Taking into account the looming fiscal cliff, tanking EU, China’s slowdown and the end of the world per popular historical sources and famous prognosticators of the past, there is a good chance the automotive world is underestimating how fast the U.S. market will return to the days when 16 million-plus in annual light-vehicle sales was the norm.
After averaging between 16- and 17-million annually in the decade leading up to the start of one of the worst recessions ever in 2008, sales nosedived to 10.4 million in 2009. Demand has been coming back but is still far from the 16 million bar. They should end this year at 14.4 million, possibly higher depending on what kind of retail enticements pop up in December.
But, aforementioned catastrophes aside, there are reasons to think the market can rebound faster.
A simple trend analysis for one says so.
Presuming continued economic growth, first-quarter 2013 should improve on the near 15 million annual rate we expect for the final three months of this year. The annual rate should continue trending up throughout the rest of 2013 suggesting a final total well north of 15.0 million.
If sales push to even 15.3 or 15.4 million next year, and GDP growth improves, a case for 16 million in 2014 can be made.
However, and in some people’s view maybe a little closer to earth, there are other reasons besides a sky-high view to believe we are shortchanging the next two years.
Affordable money is one.
As cited in a recent WardsAuto article, “’Capacity’ North American Auto Industry’s Latest Battle Cry”, part of our 2013 Automotive Outlook series, most forecasters underestimated 2012 at the start of the year by up to one million units in part by not putting enough weight on the ability of low interest rates to bring more buyers (and leasers) to market. Interest rates are still at long-time lows.
Another is improving economic indicators, such as home sales and construction, that have a strong correlation to auto sales, and fuel prices appear to have stabilized.
Third, we attribute some of the stronger sales this year to enthusiasm created by the load of new products that hit market in the last 12 months. There is still a rash of new products coming between now and the end of next year
Another is Hurricane Sandy, itself. There will be incremental sales created due to damaged vehicles having to be replaced, and there is speculation that fallout from the storm could cause trade-in values on used vehicles to rise in the eastern U.S. luring more people into the new-vehicle market.
Also, auto makers are on the back end of the curve in ramping up production capacity, and worries that suppliers can’t keep pace are starting to ease.
Additionally, the temptation to “force” volume through the pipeline from factory to consumer will be stronger - a key subject worth its own story.

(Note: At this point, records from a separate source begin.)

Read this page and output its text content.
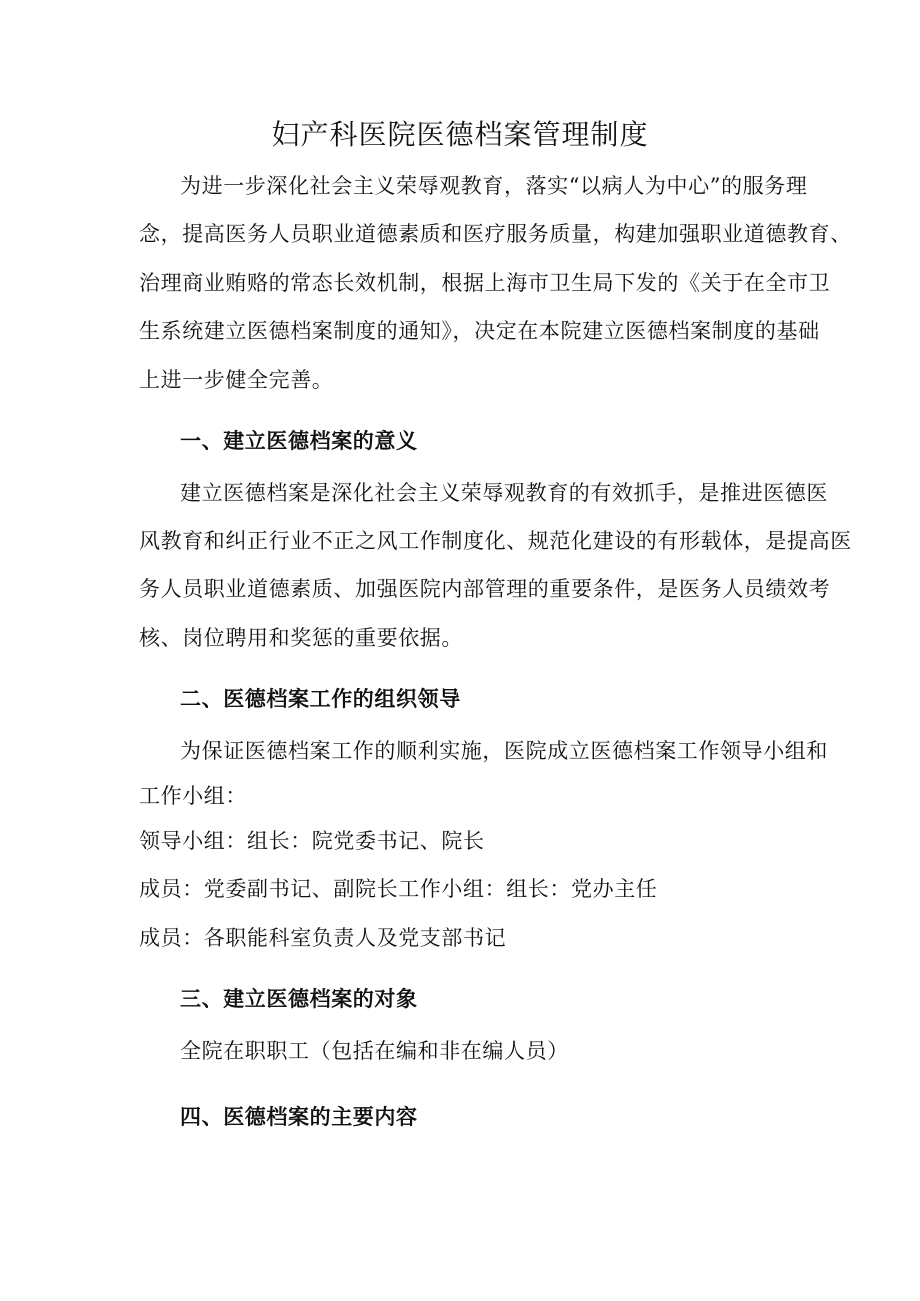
妇产科医院医德档案管理制度
为进一步深化社会主义荣辱观教育，落实“以病人为中心”的服务理
念，提高医务人员职业道德素质和医疗服务质量，构建加强职业道德教育、
治理商业贿赂的常态长效机制，根据上海市卫生局下发的《关于在全市卫
生系统建立医德档案制度的通知》，决定在本院建立医德档案制度的基础
上进一步健全完善。
一、建立医德档案的意义
建立医德档案是深化社会主义荣辱观教育的有效抓手，是推进医德医
风教育和纠正行业不正之风工作制度化、规范化建设的有形载体，是提高医
务人员职业道德素质、加强医院内部管理的重要条件，是医务人员绩效考
核、岗位聘用和奖惩的重要依据。
二、医德档案工作的组织领导
为保证医德档案工作的顺利实施，医院成立医德档案工作领导小组和
工作小组：
领导小组：组长：院党委书记、院长
成员：党委副书记、副院长工作小组：组长：党办主任
成员：各职能科室负责人及党支部书记
三、建立医德档案的对象
全院在职职工（包括在编和非在编人员）
四、医德档案的主要内容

One reason the temptation is strengthening is pressure to get, or at least maintain, market share, which largely speaks for itself.
Another is related to manufacturing.
After production plummeted to its lowest level in decades in 2009, manufacturers are reveling in stronger output. Although mostly warranted, there have been a lot of commitments to increasing capacity through hiring, the addition of assembly shifts and the cajoling of suppliers to go along with investing in expanding their own production capabilities. Faced with a decision to cancel a much-ballyhooed third shift because sales of a car or truck fell short of expectations, an OEM might choose to keep the metal moving with a retail solution.
So, perhaps the positives will outweigh the negatives.
Of course, all that said, a future blog will explain why once we get there 16 million might be the best we’ll ever see.